Abstract

This article examines the potential conflict between thin capitalization rules and the OECD Model article on non-discrimination using the New Zealand regime exempli gratia. It is discriminatory to impose a higher tax burden on an enterprise funded with foreign capital. Yet that is the basis for the New Zealand - and many other countries' - thin capitalization regimes. The OECD rationalize this conflict by agreeing that thin capitalization rules are effective against non-discrimination provisions in a treaty when they operate on an arm's-length basis.A thin capitalization regime can therefore successfully prevent the transfer of profits in the guise of interest up to an arm's-length level. Beyond this arm's-length amount the thin capitalization rule is providing tax protectionism which is discriminatory. The application of the non-discrimination principles to the New Zealand thin capitalization rules will be of interest to other jurisdictions in the design of their thin capitalization regimes because they may be contemplating a similar approach. New Zealand makes use of two safe harbor fixed ratio formula in its thin capitalization rules: a 60 percent total debt to total assets calculation, and a ratio of 110 percent of worldwide debt to worldwide assets. Debt includes both related party and non-related party borrowing.
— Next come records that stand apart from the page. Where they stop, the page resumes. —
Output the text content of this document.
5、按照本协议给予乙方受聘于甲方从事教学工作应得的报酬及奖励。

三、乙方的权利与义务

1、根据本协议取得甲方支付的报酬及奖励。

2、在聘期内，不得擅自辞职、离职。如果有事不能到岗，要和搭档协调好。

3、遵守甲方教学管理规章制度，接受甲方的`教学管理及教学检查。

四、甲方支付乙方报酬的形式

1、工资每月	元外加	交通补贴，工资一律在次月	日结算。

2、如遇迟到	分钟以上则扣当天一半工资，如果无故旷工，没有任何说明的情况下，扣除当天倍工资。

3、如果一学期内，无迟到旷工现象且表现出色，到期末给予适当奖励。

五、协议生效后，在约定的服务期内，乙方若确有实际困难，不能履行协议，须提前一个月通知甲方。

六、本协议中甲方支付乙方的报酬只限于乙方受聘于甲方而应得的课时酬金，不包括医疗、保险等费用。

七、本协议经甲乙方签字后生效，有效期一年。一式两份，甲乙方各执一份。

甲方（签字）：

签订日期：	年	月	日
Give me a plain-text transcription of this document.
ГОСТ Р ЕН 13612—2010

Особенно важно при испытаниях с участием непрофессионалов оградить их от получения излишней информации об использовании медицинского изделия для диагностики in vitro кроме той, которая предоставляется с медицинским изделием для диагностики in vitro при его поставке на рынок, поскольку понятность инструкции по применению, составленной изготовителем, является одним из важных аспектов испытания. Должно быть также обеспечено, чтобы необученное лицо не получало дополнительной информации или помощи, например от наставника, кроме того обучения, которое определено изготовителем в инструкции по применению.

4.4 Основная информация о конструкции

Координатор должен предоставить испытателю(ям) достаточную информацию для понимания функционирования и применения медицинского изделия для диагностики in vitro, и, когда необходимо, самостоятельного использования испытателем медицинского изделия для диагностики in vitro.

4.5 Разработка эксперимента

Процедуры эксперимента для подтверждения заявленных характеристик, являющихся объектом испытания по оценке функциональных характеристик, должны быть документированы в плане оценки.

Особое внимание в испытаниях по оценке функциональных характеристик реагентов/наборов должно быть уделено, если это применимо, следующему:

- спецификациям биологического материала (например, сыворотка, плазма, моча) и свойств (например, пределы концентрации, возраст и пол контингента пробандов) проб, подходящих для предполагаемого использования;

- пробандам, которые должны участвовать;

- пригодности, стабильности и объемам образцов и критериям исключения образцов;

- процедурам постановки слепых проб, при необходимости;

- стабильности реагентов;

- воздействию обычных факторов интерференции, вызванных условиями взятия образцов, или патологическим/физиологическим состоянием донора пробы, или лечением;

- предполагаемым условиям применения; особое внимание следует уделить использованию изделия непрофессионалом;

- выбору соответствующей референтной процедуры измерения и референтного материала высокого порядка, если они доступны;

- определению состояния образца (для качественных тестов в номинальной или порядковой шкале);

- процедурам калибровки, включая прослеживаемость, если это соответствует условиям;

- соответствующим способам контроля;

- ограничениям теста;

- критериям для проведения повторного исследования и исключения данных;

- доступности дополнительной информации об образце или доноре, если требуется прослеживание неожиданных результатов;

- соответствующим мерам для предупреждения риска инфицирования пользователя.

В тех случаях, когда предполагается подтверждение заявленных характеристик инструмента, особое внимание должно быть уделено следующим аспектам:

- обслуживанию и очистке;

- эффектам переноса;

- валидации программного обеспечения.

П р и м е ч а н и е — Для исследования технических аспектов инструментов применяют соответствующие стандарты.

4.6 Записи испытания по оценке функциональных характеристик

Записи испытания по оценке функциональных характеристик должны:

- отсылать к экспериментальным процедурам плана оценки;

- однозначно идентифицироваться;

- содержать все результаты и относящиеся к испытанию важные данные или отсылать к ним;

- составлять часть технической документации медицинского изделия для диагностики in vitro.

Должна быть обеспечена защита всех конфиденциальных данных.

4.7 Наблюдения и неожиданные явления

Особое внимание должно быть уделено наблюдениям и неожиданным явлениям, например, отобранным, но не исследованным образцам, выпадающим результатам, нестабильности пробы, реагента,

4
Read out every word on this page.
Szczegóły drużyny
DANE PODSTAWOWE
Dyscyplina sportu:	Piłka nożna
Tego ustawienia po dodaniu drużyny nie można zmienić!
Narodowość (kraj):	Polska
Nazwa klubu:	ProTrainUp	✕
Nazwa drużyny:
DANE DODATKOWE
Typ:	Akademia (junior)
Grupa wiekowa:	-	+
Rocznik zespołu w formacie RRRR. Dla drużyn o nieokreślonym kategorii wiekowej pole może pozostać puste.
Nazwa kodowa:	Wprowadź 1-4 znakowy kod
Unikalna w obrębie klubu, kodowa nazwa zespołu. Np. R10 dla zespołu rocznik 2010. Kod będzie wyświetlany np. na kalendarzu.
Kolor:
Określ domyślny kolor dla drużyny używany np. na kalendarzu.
After revisiting the basis upon which these tests were formulated, and categorizing the various types of non-discrimination approach, this article concludes that: these fixed ratios offend the arm's-length principle in some circumstances, because of their low rates and application to total debt; and New Zealand entities which are controlled by shareholders resident in certain jurisdictions will be protected under the applicable double tax treaty from the application of the New Zealand thin capitalization rules.The conclusion that the New Zealand thin capitalization rules do not work for entities with arm's length debt applies to three important trading nations (China, India and the United Kingdom) and leads inevitably to the suggestion that New Zealand should, for example, follow the Australian approach of allowing a taxpayer to show it is compliant with thin capitalization rules when its funding is on an arm's-length basis.